La Russia ormai ha più di centomila casi di Covid-19 e insieme agli Stati Uniti è il paese con il ritmo delle infezioni più alto, anche se il tasso di crescita si sta stabilizzando. Mosca è il focolaio più grande, una metropoli densamente popolata, con continui scambi con l’estero. Nelle province i focolai sono scoppiati all’interno degli ospedali o delle case di riposo, ma anche in villaggi remoti della zona artica. Questi villaggi hanno una particolarità, lì lavorano molte delle industrie del petrolio e del gas del paese, lì arrivano tanti lavoratori, non soltanto russi, ma anche turchi e moltissimi cinesi. E’ un finto isolamento quello delle zone artiche, in cui il lavoro intenso e il via vai degli ospedali ha creato dei piccoli focolai molto pericolosi. Secondo la Bbc russa uno dei maggiori centri del coronavirus è il villaggio di Belokamenka, sul mare di Barents, dove gli operai stanno costruendo un impianto di approvvigionamento di gas naturale. Anche qui i lavoratori hanno iniziato a fotografare le loro condizioni e a diffonderle sui social. Hanno raccontato che arrivano sul posto di lavoro in piccoli pullman, che vivono in dormitori, che per i nuovi arrivati la quarantena dura quattro o cinque giorni e soprattutto che i casi di coronavirus stanno aumentando. Un altro focolaio è a Sabetta, un porto sul mare di Kara. Qui passano i trasporti di gas liquido naturale. La gestione dell’epidemia e le misure da adottare, il Cremlino le ha affidate alle istituzioni locali, e a fine marzo, il governatore della regione aveva chiesto alle compagnie energetiche di non prendere nuovi lavoratori, ma di mantenere le stesse squadre almeno fino all’estate. Joshua Yaffa del New Yorker, che è andato sul posto, ha detto che nessuno ha prestato attenzione alle parole del governatore, tanto più che i settori strategici come quello energetico hanno continuato a lavorare e a far arrivare con i trasporti, ormai organizzati da mesi, squadre di lavoratori, centinaia.

 

Alla Russia non piace sentirsi instabile, e il coronavirus, arrivato dopo l’annuncio di Putin di voler modificare la Costituzione, sta diffondendo una sensazione di insicurezza, di fragilità.
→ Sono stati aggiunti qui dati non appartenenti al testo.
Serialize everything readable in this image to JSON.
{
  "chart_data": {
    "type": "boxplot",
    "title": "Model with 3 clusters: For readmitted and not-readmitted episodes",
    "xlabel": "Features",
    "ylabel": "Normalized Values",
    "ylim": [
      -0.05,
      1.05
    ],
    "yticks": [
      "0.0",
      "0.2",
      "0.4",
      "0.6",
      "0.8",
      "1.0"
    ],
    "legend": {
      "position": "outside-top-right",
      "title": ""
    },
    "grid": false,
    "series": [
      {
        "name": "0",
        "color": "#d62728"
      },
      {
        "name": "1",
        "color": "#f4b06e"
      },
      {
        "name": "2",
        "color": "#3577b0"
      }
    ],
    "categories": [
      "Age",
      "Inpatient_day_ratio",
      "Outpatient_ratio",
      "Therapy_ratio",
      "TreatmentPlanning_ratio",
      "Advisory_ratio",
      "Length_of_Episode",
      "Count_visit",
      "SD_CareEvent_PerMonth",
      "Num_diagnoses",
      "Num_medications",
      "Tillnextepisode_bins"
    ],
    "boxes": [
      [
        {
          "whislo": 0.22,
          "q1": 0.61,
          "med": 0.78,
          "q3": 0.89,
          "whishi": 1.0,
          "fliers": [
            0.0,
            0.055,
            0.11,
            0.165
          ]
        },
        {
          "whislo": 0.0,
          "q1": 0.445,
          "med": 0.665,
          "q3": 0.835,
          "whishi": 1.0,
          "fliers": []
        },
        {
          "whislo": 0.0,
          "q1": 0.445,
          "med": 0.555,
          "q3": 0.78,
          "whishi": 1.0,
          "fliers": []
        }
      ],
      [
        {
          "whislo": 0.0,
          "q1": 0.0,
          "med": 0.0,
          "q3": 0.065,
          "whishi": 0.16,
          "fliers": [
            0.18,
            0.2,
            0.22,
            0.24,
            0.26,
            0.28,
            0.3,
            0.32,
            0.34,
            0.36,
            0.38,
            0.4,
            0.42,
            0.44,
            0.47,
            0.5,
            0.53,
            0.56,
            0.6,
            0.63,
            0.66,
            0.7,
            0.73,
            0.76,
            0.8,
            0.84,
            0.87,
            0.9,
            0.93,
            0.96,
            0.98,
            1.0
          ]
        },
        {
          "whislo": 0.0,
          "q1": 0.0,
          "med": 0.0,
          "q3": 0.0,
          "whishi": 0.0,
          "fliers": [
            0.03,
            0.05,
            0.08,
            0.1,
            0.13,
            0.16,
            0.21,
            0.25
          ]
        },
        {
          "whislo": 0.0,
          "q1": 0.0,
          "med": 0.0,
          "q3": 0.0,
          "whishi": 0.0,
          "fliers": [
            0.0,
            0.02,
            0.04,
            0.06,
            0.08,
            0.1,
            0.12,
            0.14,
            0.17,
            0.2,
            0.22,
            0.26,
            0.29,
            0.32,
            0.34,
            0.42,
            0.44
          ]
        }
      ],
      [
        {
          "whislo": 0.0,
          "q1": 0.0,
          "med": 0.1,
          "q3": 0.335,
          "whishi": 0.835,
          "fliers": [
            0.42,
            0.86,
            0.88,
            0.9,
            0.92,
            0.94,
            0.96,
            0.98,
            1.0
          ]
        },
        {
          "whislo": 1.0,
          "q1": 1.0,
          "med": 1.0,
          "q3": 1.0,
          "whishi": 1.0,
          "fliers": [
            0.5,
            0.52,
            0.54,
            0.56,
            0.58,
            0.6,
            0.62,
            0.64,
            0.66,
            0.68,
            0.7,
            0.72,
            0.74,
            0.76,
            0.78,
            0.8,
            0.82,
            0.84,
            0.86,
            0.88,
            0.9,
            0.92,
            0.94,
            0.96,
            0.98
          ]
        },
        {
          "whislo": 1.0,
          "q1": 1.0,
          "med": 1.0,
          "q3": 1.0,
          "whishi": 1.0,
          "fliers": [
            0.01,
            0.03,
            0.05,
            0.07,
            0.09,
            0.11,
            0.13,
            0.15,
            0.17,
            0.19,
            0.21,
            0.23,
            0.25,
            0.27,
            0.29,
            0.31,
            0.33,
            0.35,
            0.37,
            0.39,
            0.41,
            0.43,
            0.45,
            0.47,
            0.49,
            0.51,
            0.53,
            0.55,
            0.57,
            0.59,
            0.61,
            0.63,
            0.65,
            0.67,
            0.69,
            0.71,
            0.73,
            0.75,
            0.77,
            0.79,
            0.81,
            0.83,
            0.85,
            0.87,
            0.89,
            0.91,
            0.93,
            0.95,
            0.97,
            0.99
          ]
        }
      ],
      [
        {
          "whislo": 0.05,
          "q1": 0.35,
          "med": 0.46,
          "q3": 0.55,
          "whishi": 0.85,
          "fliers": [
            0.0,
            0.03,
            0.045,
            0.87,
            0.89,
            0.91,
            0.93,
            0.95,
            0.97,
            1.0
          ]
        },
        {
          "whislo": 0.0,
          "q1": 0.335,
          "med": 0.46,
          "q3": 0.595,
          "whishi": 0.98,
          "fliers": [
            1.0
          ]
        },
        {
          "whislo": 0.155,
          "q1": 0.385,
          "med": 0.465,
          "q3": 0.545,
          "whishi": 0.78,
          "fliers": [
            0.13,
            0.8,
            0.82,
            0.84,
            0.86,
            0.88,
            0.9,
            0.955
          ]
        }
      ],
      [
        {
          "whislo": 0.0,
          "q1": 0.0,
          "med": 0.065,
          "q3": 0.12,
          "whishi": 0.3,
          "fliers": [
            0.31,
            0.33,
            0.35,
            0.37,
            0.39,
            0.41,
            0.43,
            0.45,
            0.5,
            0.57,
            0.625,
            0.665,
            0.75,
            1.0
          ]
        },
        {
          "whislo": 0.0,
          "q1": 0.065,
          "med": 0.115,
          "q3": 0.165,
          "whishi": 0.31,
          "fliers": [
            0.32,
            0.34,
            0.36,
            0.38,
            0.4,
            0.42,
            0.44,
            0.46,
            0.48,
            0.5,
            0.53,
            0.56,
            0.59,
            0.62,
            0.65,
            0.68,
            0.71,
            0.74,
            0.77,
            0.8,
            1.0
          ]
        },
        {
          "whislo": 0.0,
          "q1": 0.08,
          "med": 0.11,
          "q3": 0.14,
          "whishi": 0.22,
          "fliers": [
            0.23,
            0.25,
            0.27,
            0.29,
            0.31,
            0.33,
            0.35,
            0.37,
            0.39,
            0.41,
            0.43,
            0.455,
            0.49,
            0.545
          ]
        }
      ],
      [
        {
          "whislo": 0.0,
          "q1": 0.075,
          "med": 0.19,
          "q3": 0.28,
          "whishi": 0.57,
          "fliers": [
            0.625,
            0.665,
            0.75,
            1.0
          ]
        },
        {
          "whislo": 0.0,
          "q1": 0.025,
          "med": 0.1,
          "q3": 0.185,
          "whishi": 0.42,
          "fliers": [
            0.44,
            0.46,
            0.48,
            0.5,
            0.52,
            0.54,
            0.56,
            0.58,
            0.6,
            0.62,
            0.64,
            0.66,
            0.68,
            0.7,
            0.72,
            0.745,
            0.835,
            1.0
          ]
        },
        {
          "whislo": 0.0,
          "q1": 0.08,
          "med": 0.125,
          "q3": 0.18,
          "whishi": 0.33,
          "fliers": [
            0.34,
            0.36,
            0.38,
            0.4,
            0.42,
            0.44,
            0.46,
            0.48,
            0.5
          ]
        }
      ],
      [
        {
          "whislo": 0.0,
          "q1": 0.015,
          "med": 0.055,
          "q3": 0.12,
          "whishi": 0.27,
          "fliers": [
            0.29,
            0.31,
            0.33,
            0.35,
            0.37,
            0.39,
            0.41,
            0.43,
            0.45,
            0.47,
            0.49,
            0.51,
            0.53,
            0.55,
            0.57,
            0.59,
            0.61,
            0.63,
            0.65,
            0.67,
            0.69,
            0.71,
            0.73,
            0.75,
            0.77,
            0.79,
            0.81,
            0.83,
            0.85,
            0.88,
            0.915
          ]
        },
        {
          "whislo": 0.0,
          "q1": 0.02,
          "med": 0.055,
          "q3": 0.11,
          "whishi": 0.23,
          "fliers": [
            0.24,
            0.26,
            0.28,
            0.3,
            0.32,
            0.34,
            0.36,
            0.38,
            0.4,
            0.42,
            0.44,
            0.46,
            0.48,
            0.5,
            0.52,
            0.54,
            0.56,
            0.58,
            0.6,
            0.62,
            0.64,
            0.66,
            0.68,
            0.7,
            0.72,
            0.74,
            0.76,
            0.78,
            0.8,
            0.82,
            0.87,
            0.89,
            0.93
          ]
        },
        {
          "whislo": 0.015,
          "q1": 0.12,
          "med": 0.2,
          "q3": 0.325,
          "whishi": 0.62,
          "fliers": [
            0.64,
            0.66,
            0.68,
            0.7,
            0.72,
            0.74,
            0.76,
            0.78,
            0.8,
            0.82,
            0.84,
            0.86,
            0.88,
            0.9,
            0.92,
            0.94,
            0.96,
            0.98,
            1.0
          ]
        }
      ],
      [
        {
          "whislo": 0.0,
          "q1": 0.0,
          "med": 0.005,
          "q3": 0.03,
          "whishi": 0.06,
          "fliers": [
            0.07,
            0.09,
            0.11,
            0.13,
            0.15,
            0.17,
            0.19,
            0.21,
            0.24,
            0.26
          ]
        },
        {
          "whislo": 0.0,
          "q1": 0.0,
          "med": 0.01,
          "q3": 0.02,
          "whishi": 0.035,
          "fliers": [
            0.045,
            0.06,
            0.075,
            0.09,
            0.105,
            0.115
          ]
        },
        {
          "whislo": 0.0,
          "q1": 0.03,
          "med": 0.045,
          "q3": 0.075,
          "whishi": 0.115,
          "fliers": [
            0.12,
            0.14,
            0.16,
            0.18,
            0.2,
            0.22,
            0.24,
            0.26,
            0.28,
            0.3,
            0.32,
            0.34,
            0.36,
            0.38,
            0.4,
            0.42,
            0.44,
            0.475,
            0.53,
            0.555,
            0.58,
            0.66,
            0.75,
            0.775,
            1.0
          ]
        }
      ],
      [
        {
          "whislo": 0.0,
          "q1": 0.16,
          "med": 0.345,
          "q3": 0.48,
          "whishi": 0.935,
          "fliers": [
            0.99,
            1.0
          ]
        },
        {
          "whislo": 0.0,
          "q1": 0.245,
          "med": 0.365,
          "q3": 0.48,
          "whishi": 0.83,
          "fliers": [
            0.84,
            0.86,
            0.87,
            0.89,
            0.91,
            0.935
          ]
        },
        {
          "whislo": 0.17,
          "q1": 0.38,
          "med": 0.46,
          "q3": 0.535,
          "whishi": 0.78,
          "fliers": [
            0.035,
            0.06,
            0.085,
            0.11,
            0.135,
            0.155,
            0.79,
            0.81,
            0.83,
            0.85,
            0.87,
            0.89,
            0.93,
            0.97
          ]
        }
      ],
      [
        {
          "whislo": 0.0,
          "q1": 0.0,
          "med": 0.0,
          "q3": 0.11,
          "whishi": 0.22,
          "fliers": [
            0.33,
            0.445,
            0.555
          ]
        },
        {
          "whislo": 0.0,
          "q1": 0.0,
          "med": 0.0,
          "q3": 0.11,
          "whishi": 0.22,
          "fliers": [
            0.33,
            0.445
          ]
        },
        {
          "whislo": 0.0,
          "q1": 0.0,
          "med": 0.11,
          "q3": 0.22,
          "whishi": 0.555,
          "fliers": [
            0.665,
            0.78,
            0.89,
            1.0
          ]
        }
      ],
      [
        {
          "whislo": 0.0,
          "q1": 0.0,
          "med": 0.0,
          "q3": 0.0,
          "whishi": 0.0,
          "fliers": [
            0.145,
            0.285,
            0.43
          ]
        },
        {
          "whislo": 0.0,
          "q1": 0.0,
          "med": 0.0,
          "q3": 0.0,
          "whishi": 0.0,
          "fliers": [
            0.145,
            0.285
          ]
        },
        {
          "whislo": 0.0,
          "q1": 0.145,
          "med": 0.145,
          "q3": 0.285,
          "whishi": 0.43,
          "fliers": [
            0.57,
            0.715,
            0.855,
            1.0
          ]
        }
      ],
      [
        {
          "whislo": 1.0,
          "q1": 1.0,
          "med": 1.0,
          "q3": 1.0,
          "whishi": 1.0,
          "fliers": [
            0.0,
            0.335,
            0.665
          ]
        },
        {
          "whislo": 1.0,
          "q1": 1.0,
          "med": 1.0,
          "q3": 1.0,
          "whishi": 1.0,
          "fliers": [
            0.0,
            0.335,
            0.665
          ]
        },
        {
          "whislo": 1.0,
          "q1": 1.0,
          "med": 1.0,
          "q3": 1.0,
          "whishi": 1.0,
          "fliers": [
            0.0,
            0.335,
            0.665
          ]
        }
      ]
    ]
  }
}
Non sono chiare neppure le misure economiche, emerge soltanto l’immagine di un presidente incapace di prendere decisioni fuori dall’ordinario e di farsi consigliare. Se questo virus davvero doveva rappresentare un’occasione per gli autocrati di consolidare il proprio potere, in Russia c’è un autocrate che questa occasione non riesce proprio ad afferrarla.